Any good government must be willing to observe its own practices objectively, and end the practices that are not beneficial to the people. The definitely good actions of government are those that enhance individual freedom, such as the emancipation of slaves, or the extension of voting rights to women. Any socialistic legislation that does not enhance every individual’s freedom is naturally oppressive, and those who perpetuate such legislation show no compassion toward the alleged beneficiaries, but instead subtly but surely affirm that they have no faith in the individuals they wish to help. The latest of these legislations is the Federal Homeowners Preservation Corporation, which hopes to secure homes for those that cannot pay for them.

A person who donates a home to every homeless individual he can find is a philanthropist. “Look what I have done for the people,” this philanthropist might say. This is presumed to be a positive action, but what is the effect of this blanket philanthropy? Conceivably, the average people that paid for their homes will see some unfairness, realizing that they too would have received free homes, had they not been responsible and resourceful in their living. Future generations, having grown up in free homes, will see no necessity to work for their own.
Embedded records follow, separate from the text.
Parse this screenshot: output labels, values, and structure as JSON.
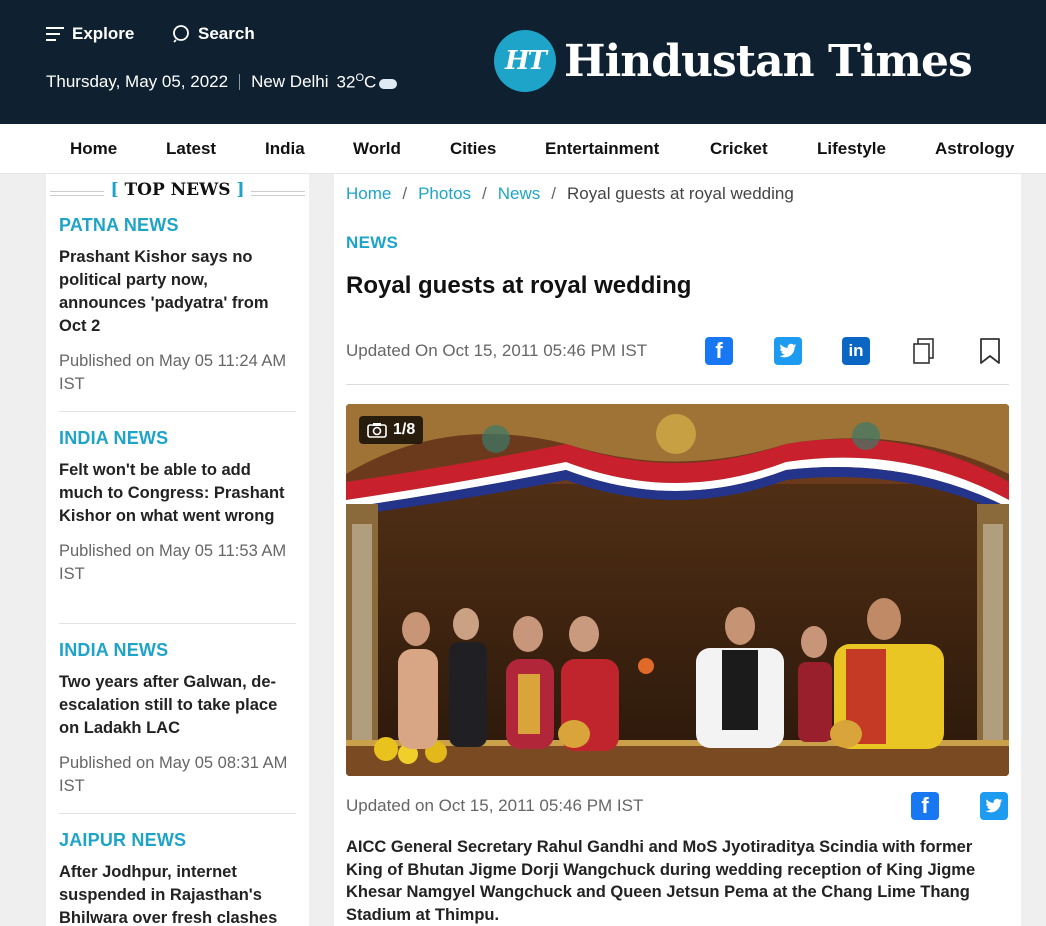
{
  "header": {
    "explore_label": "Explore",
    "search_label": "Search",
    "date": "Thursday, May 05, 2022",
    "city": "New Delhi",
    "temp_value": "32",
    "temp_unit": "C",
    "logo_mark": "HT",
    "brand": "Hindustan Times"
  },
  "nav": {
    "items": [
      "Home",
      "Latest",
      "India",
      "World",
      "Cities",
      "Entertainment",
      "Cricket",
      "Lifestyle",
      "Astrology"
    ]
  },
  "sidebar": {
    "heading": "TOP NEWS",
    "items": [
      {
        "category": "PATNA NEWS",
        "title": "Prashant Kishor says no political party now, announces 'padyatra' from Oct 2",
        "published": "Published on May 05 11:24 AM IST"
      },
      {
        "category": "INDIA NEWS",
        "title": "Felt won't be able to add much to Congress: Prashant Kishor on what went wrong",
        "published": "Published on May 05 11:53 AM IST"
      },
      {
        "category": "INDIA NEWS",
        "title": "Two years after Galwan, de-escalation still to take place on Ladakh LAC",
        "published": "Published on May 05 08:31 AM IST"
      },
      {
        "category": "JAIPUR NEWS",
        "title": "After Jodhpur, internet suspended in Rajasthan's Bhilwara over fresh clashes",
        "published": ""
      }
    ]
  },
  "article": {
    "breadcrumb": [
      "Home",
      "Photos",
      "News",
      "Royal guests at royal wedding"
    ],
    "section": "NEWS",
    "headline": "Royal guests at royal wedding",
    "updated_top": "Updated On Oct 15, 2011 05:46 PM IST",
    "photo_counter": "1/8",
    "updated_photo": "Updated on Oct 15, 2011 05:46 PM IST",
    "caption": "AICC General Secretary Rahul Gandhi and MoS Jyotiraditya Scindia with former King of Bhutan Jigme Dorji Wangchuck during wedding reception of King Jigme Khesar Namgyel Wangchuck and Queen Jetsun Pema at the Chang Lime Thang Stadium at Thimpu."
  },
  "icons": {
    "menu": "hamburger-menu-icon",
    "search": "search-icon",
    "weather": "cloud-icon",
    "share": [
      "facebook-icon",
      "twitter-icon",
      "linkedin-icon",
      "copy-icon",
      "bookmark-icon"
    ],
    "camera": "camera-icon"
  },
  "colors": {
    "header_bg": "#0f2130",
    "accent": "#1fa4c9",
    "facebook": "#1877f2",
    "twitter": "#1d9bf0",
    "linkedin": "#0a66c2"
  }
}
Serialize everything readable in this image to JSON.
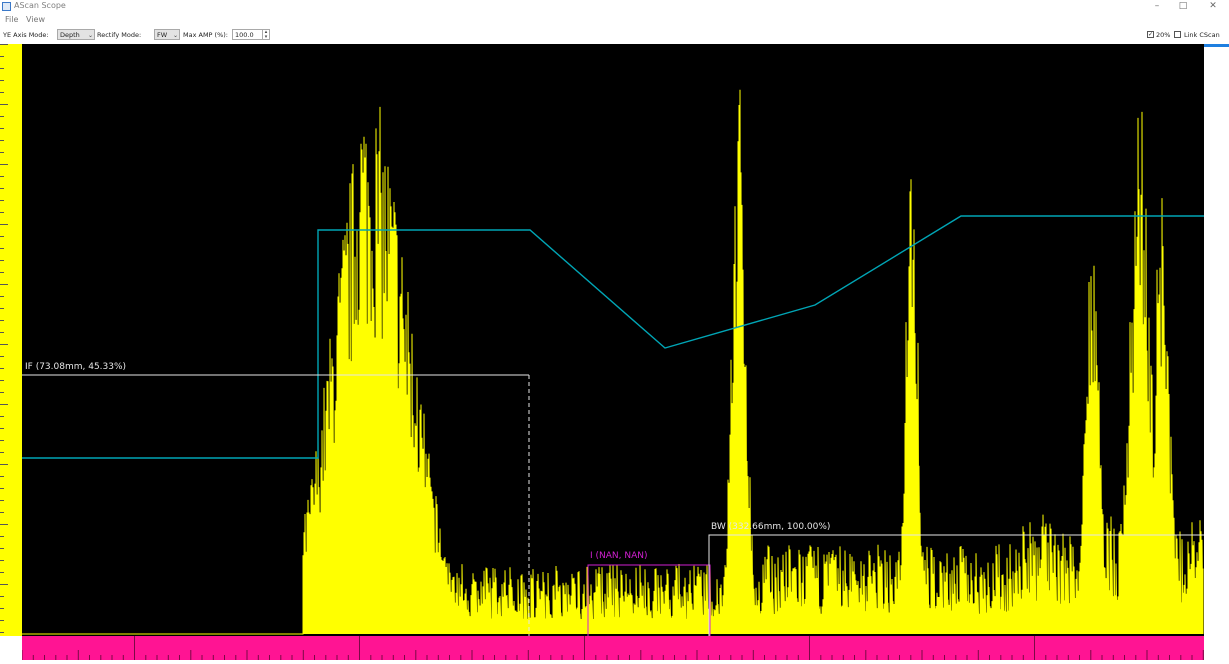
{
  "window": {
    "title": "AScan Scope",
    "controls": {
      "minimize": "–",
      "maximize": "□",
      "close": "✕"
    }
  },
  "menu": {
    "items": [
      "File",
      "View"
    ]
  },
  "toolbar": {
    "ye_axis_mode_label": "YE Axis Mode:",
    "ye_axis_mode_value": "Depth",
    "rectify_mode_label": "Rectify Mode:",
    "rectify_mode_value": "FW",
    "max_amp_label": "Max AMP (%):",
    "max_amp_value": "100.0",
    "checkbox1_label": "20%",
    "checkbox1_checked": true,
    "checkbox2_label": "Link CScan",
    "checkbox2_checked": false
  },
  "gates": {
    "if_label": "IF  (73.08mm, 45.33%)",
    "i_label": "I  (NAN, NAN)",
    "bw_label": "BW  (332.66mm, 100.00%)",
    "if_color": "#e6e6e6",
    "i_color": "#d020d0",
    "bw_color": "#e6e6e6"
  },
  "colors": {
    "signal": "#ffff00",
    "tcg_curve": "#00a5b5",
    "ruler": "#ffff00",
    "bottom_axis": "#ff1493",
    "plot_bg": "#000000"
  },
  "icons": {
    "app": "window-icon",
    "check": "checkmark"
  }
}
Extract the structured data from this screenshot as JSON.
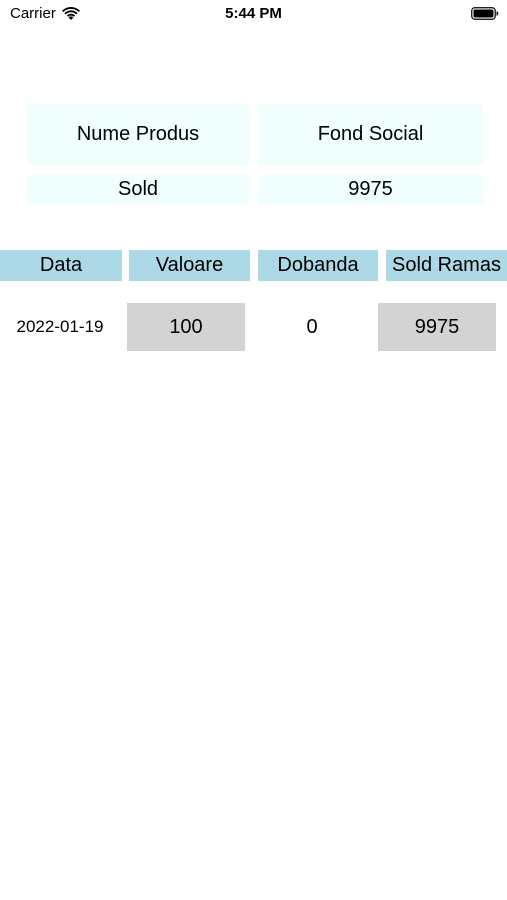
{
  "status_bar": {
    "carrier": "Carrier",
    "time": "5:44 PM",
    "wifi_icon": "wifi-icon",
    "battery_icon": "battery-icon"
  },
  "summary": {
    "product_label": "Nume Produs",
    "product_value": "Fond Social",
    "balance_label": "Sold",
    "balance_value": "9975"
  },
  "table": {
    "columns": [
      "Data",
      "Valoare",
      "Dobanda",
      "Sold Ramas"
    ],
    "rows": [
      {
        "date": "2022-01-19",
        "value": "100",
        "interest": "0",
        "remaining": "9975"
      }
    ]
  },
  "colors": {
    "summary_bg": "#f0fefe",
    "header_bg": "#add8e6",
    "value_box_bg": "#d3d3d3"
  }
}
This is the moral hazard of philanthropy.

This moral hazard becomes more problematic if it rears its backward head in democratic government. The original philanthropist says, “I will secure more homes for those still in need, if I can be elected.” The philanthropist, we learn, has run out of money, and can only provide more homes by using public funds. It is strongly viewed among the populous that no one should be without a home, and that only sheer evil would trample the efforts of the philanthropist. However, it is not evil, but careful foresight, that is in fact the enemy of the electable philanthropist.

Why would a bird build its own nest, when it can raise its chicks in a nest built by another? The lazy bird is rewarded by the resourceful bird’s efforts, and if the resourceful bird notices, it may realize that it too can stop building nests, and still survive and reproduce successfully. This trend continues until there are no nests left, and an unfortunate generation of birds is given the task of relearning how to provide for themselves.